Even with 200 state truck inspectors out on the roads, some local-run truckers in Florida routinely overload their trailers and dump trucks, to make up for hard-to-find manpower and the $3.20 they pay for each gallon of diesel. In Pennsylvania, citizens complain about roads sagging and bridges groaning under the pressure from overweight trucks dodging interstate weigh stations.

The cat-and-mouse game between cheating truckers and state inspectors is intensifying on America's highways, especially as investigators continue to look for the cause of the Minneapolis bridge collapse in August. Critics say 50-ton trucks, protected by a powerful lobby, don't pay their fair share to fix aging and ailing infrastructure. But for some men and women driving big rigs, heavy loads on America's back roadways are just business as usual under current rules and economic circumstances, not to mention the pressures of keeping store shelves stocked with inexpensive goods.

"What we're experiencing is that [trucking companies and drivers] are consciously making a decision to run heavier and taking the risk of being caught instead of paying extra manpower costs or buying additional vehicles," says Sgt.
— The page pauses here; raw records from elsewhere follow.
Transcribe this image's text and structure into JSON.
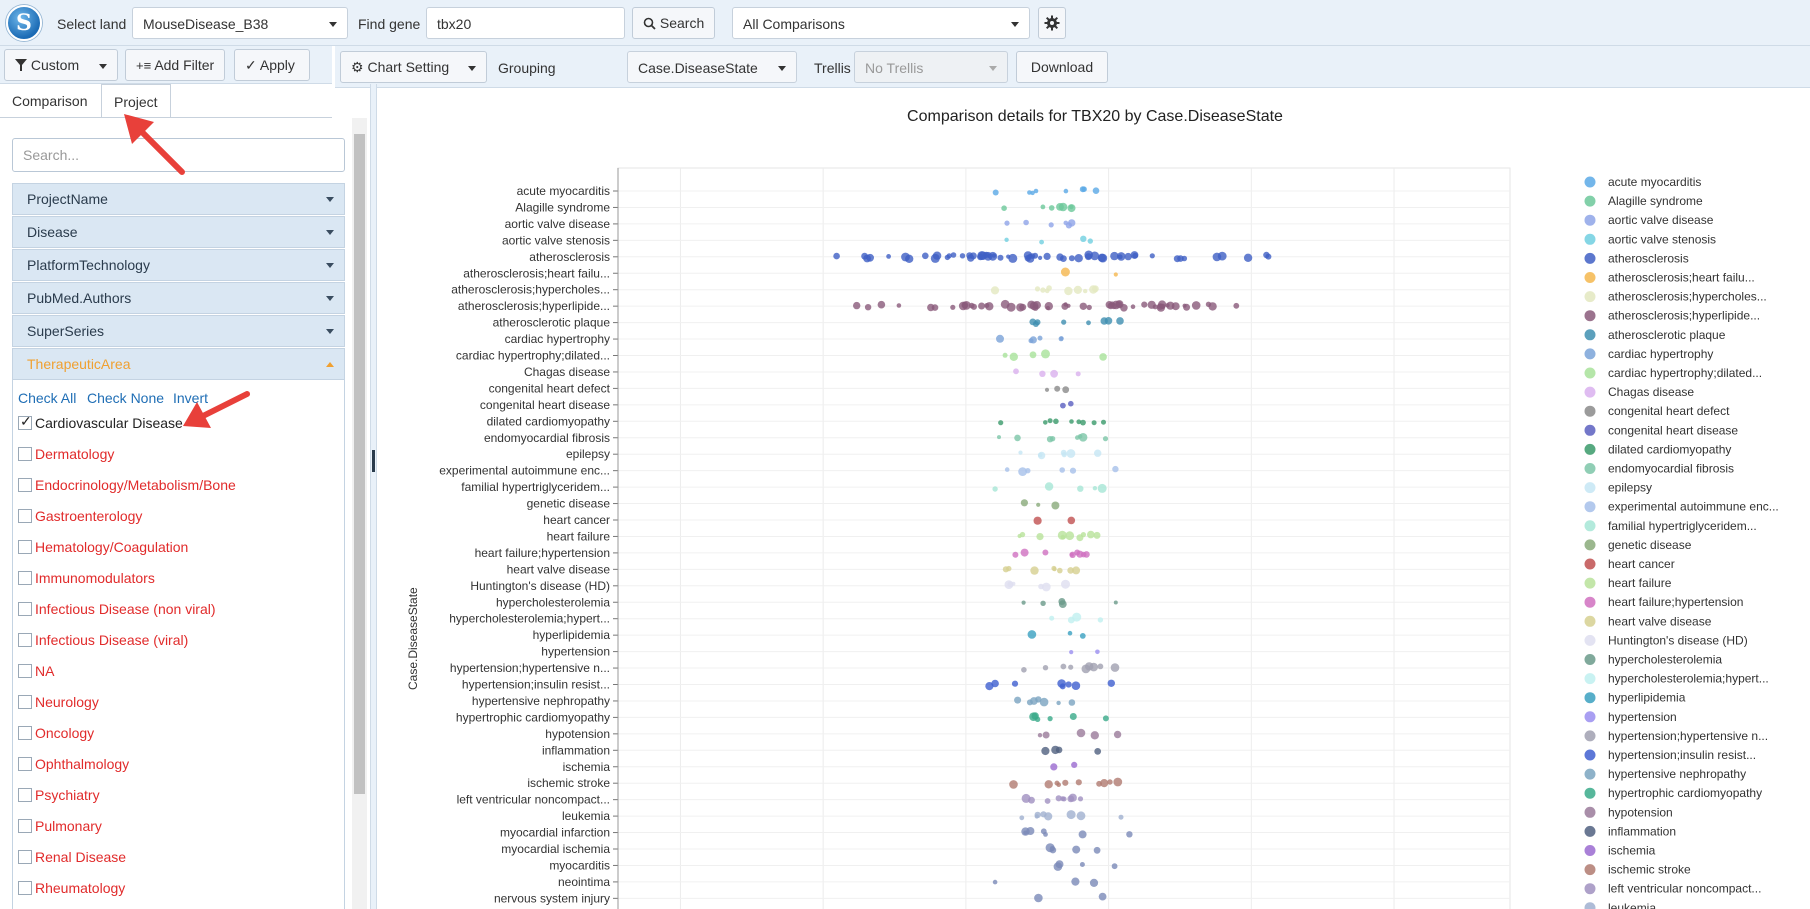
{
  "header": {
    "logo_letter": "S",
    "select_land_label": "Select land",
    "land_value": "MouseDisease_B38",
    "find_gene_label": "Find gene",
    "gene_value": "tbx20",
    "search_label": "Search",
    "comparisons_value": "All Comparisons"
  },
  "filterbar": {
    "custom_label": "Custom",
    "add_filter_label": "Add Filter",
    "apply_label": "Apply"
  },
  "toolbar": {
    "chart_setting_label": "Chart Setting",
    "grouping_label": "Grouping",
    "grouping_value": "Case.DiseaseState",
    "trellis_label": "Trellis",
    "trellis_value": "No Trellis",
    "download_label": "Download"
  },
  "tabs": [
    "Comparison",
    "Project"
  ],
  "search_placeholder": "Search...",
  "facets": [
    "ProjectName",
    "Disease",
    "PlatformTechnology",
    "PubMed.Authors",
    "SuperSeries",
    "TherapeuticArea"
  ],
  "facet_links": {
    "check_all": "Check All",
    "check_none": "Check None",
    "invert": "Invert"
  },
  "therapeutic_areas": [
    {
      "label": "Cardiovascular Disease",
      "checked": true
    },
    {
      "label": "Dermatology",
      "checked": false
    },
    {
      "label": "Endocrinology/Metabolism/Bone",
      "checked": false
    },
    {
      "label": "Gastroenterology",
      "checked": false
    },
    {
      "label": "Hematology/Coagulation",
      "checked": false
    },
    {
      "label": "Immunomodulators",
      "checked": false
    },
    {
      "label": "Infectious Disease (non viral)",
      "checked": false
    },
    {
      "label": "Infectious Disease (viral)",
      "checked": false
    },
    {
      "label": "NA",
      "checked": false
    },
    {
      "label": "Neurology",
      "checked": false
    },
    {
      "label": "Oncology",
      "checked": false
    },
    {
      "label": "Ophthalmology",
      "checked": false
    },
    {
      "label": "Psychiatry",
      "checked": false
    },
    {
      "label": "Pulmonary",
      "checked": false
    },
    {
      "label": "Renal Disease",
      "checked": false
    },
    {
      "label": "Rheumatology",
      "checked": false
    }
  ],
  "chart_data": {
    "type": "scatter",
    "title": "Comparison details for TBX20 by Case.DiseaseState",
    "ylabel": "Case.DiseaseState",
    "categories": [
      "acute myocarditis",
      "Alagille syndrome",
      "aortic valve disease",
      "aortic valve stenosis",
      "atherosclerosis",
      "atherosclerosis;heart failu...",
      "atherosclerosis;hypercholes...",
      "atherosclerosis;hyperlipide...",
      "atherosclerotic plaque",
      "cardiac hypertrophy",
      "cardiac hypertrophy;dilated...",
      "Chagas disease",
      "congenital heart defect",
      "congenital heart disease",
      "dilated cardiomyopathy",
      "endomyocardial fibrosis",
      "epilepsy",
      "experimental autoimmune enc...",
      "familial hypertriglyceridem...",
      "genetic disease",
      "heart cancer",
      "heart failure",
      "heart failure;hypertension",
      "heart valve disease",
      "Huntington's disease (HD)",
      "hypercholesterolemia",
      "hypercholesterolemia;hypert...",
      "hyperlipidemia",
      "hypertension",
      "hypertension;hypertensive n...",
      "hypertension;insulin resist...",
      "hypertensive nephropathy",
      "hypertrophic cardiomyopathy",
      "hypotension",
      "inflammation",
      "ischemia",
      "ischemic stroke",
      "left ventricular noncompact...",
      "leukemia",
      "myocardial infarction",
      "myocardial ischemia",
      "myocarditis",
      "neointima",
      "nervous system injury"
    ],
    "legend": [
      {
        "name": "acute myocarditis",
        "color": "#5aa9e6"
      },
      {
        "name": "Alagille syndrome",
        "color": "#6cc89a"
      },
      {
        "name": "aortic valve disease",
        "color": "#8ea4e8"
      },
      {
        "name": "aortic valve stenosis",
        "color": "#70cfe0"
      },
      {
        "name": "atherosclerosis",
        "color": "#3f5fc4"
      },
      {
        "name": "atherosclerosis;heart failu...",
        "color": "#f5b74e"
      },
      {
        "name": "atherosclerosis;hypercholes...",
        "color": "#e3e8c0"
      },
      {
        "name": "atherosclerosis;hyperlipide...",
        "color": "#8a5a7a"
      },
      {
        "name": "atherosclerotic plaque",
        "color": "#3f8fb0"
      },
      {
        "name": "cardiac hypertrophy",
        "color": "#7aa3d8"
      },
      {
        "name": "cardiac hypertrophy;dilated...",
        "color": "#a8e29a"
      },
      {
        "name": "Chagas disease",
        "color": "#d9b0ee"
      },
      {
        "name": "congenital heart defect",
        "color": "#8a8a8a"
      },
      {
        "name": "congenital heart disease",
        "color": "#5a5fc0"
      },
      {
        "name": "dilated cardiomyopathy",
        "color": "#3a9a6a"
      },
      {
        "name": "endomyocardial fibrosis",
        "color": "#7cc6a8"
      },
      {
        "name": "epilepsy",
        "color": "#c6e6f4"
      },
      {
        "name": "experimental autoimmune enc...",
        "color": "#a6c0ea"
      },
      {
        "name": "familial hypertriglyceridem...",
        "color": "#a6e6d6"
      },
      {
        "name": "genetic disease",
        "color": "#8aaa7a"
      },
      {
        "name": "heart cancer",
        "color": "#c05050"
      },
      {
        "name": "heart failure",
        "color": "#b8e29a"
      },
      {
        "name": "heart failure;hypertension",
        "color": "#d070c0"
      },
      {
        "name": "heart valve disease",
        "color": "#d6d090"
      },
      {
        "name": "Huntington's disease (HD)",
        "color": "#dedef0"
      },
      {
        "name": "hypercholesterolemia",
        "color": "#6a9a8a"
      },
      {
        "name": "hypercholesterolemia;hypert...",
        "color": "#c0f0f0"
      },
      {
        "name": "hyperlipidemia",
        "color": "#3aa0c0"
      },
      {
        "name": "hypertension",
        "color": "#9a8ef0"
      },
      {
        "name": "hypertension;hypertensive n...",
        "color": "#a0a0b0"
      },
      {
        "name": "hypertension;insulin resist...",
        "color": "#3f5fd0"
      },
      {
        "name": "hypertensive nephropathy",
        "color": "#7aa4c0"
      },
      {
        "name": "hypertrophic cardiomyopathy",
        "color": "#3aaa8a"
      },
      {
        "name": "hypotension",
        "color": "#9a7a9a"
      },
      {
        "name": "inflammation",
        "color": "#506080"
      },
      {
        "name": "ischemia",
        "color": "#9a6ad0"
      },
      {
        "name": "ischemic stroke",
        "color": "#b07a70"
      },
      {
        "name": "left ventricular noncompact...",
        "color": "#a090c0"
      },
      {
        "name": "leukemia",
        "color": "#a0b0d0"
      }
    ]
  }
}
John Fairchild, a North Carolina Highway Patrol spokesman in Asheville, whose troop spent three days last week hunting down too-heavy trucks near the Tennessee border.

Economists say the incentive to cheat is increasing as the trucking industry faces rising fuel costs, a rail-freight industry on the rebound, and, next July, the potential loosening of restrictions on truckers coming from Mexico.